We have had a 2.5 year old, Copper for about 2 months now. We took him from our breeder when his family couldn't keep him after a divorce. We also have a 9 month old, Coda. Both males. There was certainly an adjustment period when we first got Copper but he is really settling in and he's a great dog. When Copper first arrived, the two had a few scuffs but nothing major and now they seem to be best friends with an occasional snarl/possessive behavior over a bone. Copper was not neutered when we got him and Coda was so neutered Copper about a month ago. We took him to a friend's house last night and Copper was having real issues. He kept going after our friend's bully breed dog, Max. Max is a loveable 1 year old. Max is also not neutered. Copper was very aggressive and going for the neck. Copper has met Max before but it was at our house. He was going after him for the first 10 minutes at our house but after that they were used to each other. Copper would not stop going after Max the entire night last night and was also showing aggression toward our other V Coda. It was very stressful and unsettling. Could this have been a change in his environment? Maybe because Max is not neutered and copper is? Copper goes to daycare once a week and the first time he went he was a little scared but we're told he's loved it ever since. Copper was also not feeling so good the day before, maybe this had something to do with it? He's never showed aggression towards people and nothing out of the ordinary towards dogs but this was a whole other level. Have any of you experienced this? Furthermore, our little one's jumping issues were highlighted last night when we realized our friend's dog max seems to keep his feet on the ground and off of people. Does anyone have any advice for training not to jump? We try turning our back to him but it seems to do little when he's excited and curious. It's becoming a real problem and we want to nip the habit in the bud now. We really appreciate your advice! Thank you. Brett


----------



## redbirddog (Apr 23, 2010)

Hi bjameson,
Good for you to take on Cooper. He sounds like a great dog that needs a job. He is at the age where he has to channel his driven energy.

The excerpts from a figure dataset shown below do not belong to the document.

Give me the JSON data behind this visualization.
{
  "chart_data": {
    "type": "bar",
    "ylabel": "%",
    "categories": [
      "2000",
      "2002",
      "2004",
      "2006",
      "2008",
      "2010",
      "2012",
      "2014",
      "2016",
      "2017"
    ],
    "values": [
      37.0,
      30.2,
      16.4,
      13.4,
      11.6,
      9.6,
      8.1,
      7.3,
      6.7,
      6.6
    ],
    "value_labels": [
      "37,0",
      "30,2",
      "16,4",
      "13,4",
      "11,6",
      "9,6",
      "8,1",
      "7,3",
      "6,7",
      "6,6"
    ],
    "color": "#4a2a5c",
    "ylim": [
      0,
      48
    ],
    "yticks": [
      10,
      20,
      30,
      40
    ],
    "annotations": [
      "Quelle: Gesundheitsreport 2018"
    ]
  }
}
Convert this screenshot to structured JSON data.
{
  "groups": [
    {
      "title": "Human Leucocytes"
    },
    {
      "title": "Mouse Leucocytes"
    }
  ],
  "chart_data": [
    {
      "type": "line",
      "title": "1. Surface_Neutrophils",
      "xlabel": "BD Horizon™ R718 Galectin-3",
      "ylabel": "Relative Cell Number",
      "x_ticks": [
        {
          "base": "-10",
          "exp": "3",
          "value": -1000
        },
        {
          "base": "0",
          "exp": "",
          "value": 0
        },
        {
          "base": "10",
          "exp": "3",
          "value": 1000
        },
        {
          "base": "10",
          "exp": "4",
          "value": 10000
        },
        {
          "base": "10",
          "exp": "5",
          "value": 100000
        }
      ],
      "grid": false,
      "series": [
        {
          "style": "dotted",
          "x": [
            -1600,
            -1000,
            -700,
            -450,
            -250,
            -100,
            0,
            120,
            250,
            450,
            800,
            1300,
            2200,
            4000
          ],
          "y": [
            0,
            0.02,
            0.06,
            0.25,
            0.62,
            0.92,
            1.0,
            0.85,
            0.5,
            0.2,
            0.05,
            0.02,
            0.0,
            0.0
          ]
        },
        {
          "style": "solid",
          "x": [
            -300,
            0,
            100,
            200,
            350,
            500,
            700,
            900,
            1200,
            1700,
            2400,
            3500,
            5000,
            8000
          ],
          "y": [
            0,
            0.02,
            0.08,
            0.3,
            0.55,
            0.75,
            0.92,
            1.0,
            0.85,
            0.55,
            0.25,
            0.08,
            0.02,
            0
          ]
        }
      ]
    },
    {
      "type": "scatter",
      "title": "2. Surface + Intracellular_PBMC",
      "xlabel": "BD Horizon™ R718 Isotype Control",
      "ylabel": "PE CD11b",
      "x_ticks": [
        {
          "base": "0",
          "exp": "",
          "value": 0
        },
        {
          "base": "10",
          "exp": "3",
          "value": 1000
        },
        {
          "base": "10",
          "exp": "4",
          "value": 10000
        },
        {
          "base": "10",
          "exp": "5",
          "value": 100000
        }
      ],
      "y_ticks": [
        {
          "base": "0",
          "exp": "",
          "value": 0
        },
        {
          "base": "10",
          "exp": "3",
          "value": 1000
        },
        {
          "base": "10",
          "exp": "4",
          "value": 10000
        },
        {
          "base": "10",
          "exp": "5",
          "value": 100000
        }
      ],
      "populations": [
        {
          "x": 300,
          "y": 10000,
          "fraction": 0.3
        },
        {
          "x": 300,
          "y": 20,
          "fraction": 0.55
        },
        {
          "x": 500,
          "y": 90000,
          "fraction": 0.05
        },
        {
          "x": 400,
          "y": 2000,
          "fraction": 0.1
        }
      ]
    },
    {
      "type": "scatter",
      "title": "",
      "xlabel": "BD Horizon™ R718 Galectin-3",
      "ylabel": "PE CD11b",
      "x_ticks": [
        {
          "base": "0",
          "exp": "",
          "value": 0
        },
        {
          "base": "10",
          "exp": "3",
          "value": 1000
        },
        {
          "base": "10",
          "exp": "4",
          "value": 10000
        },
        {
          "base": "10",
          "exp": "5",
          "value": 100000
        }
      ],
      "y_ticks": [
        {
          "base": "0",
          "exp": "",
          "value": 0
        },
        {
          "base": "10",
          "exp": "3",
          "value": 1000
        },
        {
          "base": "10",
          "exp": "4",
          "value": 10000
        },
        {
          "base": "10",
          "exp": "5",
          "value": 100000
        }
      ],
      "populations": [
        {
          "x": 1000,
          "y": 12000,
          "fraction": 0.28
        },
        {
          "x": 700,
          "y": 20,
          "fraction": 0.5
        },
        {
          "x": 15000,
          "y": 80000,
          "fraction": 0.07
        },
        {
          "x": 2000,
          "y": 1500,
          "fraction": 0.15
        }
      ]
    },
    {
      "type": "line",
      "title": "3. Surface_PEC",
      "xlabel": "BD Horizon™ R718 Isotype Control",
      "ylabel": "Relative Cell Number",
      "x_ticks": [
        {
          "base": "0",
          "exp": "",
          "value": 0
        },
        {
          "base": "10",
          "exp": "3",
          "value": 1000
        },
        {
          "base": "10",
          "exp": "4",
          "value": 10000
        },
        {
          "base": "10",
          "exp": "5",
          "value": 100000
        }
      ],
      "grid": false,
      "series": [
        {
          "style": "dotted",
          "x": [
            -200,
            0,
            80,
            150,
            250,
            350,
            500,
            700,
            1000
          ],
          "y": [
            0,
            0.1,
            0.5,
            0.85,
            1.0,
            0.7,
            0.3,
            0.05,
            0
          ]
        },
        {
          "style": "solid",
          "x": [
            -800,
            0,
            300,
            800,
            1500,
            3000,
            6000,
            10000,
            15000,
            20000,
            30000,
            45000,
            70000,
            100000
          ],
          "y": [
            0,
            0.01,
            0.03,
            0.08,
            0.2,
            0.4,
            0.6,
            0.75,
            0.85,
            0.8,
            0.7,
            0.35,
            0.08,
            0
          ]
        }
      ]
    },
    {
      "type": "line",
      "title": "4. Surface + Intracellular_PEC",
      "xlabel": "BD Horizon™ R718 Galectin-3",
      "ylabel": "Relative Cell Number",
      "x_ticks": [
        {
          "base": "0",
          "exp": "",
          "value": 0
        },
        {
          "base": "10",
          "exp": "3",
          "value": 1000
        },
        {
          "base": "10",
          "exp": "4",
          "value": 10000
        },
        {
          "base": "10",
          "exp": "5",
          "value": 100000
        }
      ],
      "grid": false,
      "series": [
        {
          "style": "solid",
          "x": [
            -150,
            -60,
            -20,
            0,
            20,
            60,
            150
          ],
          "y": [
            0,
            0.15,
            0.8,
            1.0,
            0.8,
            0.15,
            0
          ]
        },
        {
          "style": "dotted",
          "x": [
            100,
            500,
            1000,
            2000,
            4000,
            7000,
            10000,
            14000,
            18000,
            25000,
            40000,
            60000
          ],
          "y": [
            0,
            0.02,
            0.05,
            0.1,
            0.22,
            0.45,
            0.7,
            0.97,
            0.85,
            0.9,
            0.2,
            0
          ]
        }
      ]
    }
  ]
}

http://redbirddog.blogspot.com/2009/12/history-and-misconceptions-of-dominance.html

A high-energy and well-breed Vizsla is a handful. Especially from 1 to 3 years old.

Just spent the morning at Hastings Island planting birds for young Vizslas that had little or no exposure to birds. Most of the owners had never seen their dogs do what nature hard wire them to do.

The dogs that put the smile on my face were the "out of control" pups. FULL of energy and drive. The ones that were docile and submissive made me worry for the breed. As the "out of control" dog's owners came out of the field, I'd compliment their dog and suggested they get them into Junior Hunter training. We have hunting dogs. They are tough and sometimes a true PITA.

Read the _History and Misconceptions of Dominance _and see Cooper, Coda and Max in the mix. Some of what you se is what dogs do.

Jumping? Pocket of treats and know before the jump that it is coming. Put him in a heel position and treat. You are your dog's Alpha. You don't want something. Never let it happen by knowing it is coming and act BEFORE and not after.

Hope that is of some assistance.

RBD


----------